Dirty Object Pool

Problem

How can a client application record a change to a domain model object independently from that object?

Context

You are developing a client application and you want to record changes to server objects in a transaction specification, so that the changes can be preserved across transaction boundaries. For example, you might want to replay changes after aborting a transaction.

Forces

Solution

Keep a copy of the object in its changed state, where the copy is local to the client and is unaffected by transaction boundaries in the application server.

Resulting Context

As a result of adopting this solution, the client application is able to replay changes across transaction boundaries. Therefore after an abort, data from the non-persistent copies of domain objects can be copied into persistent domain objects within a transaction, in order to redo the desired changes.
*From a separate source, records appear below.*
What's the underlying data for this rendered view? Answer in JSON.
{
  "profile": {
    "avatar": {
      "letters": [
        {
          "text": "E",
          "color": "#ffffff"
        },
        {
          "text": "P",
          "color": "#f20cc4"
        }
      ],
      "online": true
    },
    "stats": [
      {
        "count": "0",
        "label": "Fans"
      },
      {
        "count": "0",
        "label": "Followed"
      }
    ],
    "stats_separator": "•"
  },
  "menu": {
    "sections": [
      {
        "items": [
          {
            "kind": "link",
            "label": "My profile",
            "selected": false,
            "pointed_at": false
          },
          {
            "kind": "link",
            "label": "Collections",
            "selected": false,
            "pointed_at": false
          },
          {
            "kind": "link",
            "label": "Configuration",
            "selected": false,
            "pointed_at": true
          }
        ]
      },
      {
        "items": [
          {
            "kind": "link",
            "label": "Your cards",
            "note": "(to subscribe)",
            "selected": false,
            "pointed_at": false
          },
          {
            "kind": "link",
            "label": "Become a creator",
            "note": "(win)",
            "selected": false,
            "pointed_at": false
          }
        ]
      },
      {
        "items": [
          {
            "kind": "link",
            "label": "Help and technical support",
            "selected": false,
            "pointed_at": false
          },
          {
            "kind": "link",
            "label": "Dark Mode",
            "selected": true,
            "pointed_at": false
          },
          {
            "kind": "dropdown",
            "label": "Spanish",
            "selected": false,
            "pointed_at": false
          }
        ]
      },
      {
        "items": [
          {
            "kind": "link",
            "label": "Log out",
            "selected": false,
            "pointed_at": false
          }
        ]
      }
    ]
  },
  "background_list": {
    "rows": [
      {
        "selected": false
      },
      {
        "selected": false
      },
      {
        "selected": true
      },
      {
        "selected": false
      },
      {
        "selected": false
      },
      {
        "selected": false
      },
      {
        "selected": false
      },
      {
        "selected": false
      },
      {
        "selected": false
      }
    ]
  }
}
This solution also supports a conversational transaction model in which the change specification is built outside of a transaction and then replayed inside of a transaction to cause the changes to be persistent.

Rationale

There are several advantages to this solution:

  1. Changes to persistent objects can be made outside of a server transaction, which allows you to implement long business transactions with short server transactions.

  2. You do not lose a user's changes when a commit failure occurs.

Compared to the Aspect Change Specification pattern, this solution requires quite a bit of overhead, because copies of the persistent object graph must be maintained in non-persistent objects outside of the view of the repository. It is easy to maintain a copy of a single object, but for an entire graph, the references between objects must also be maintained.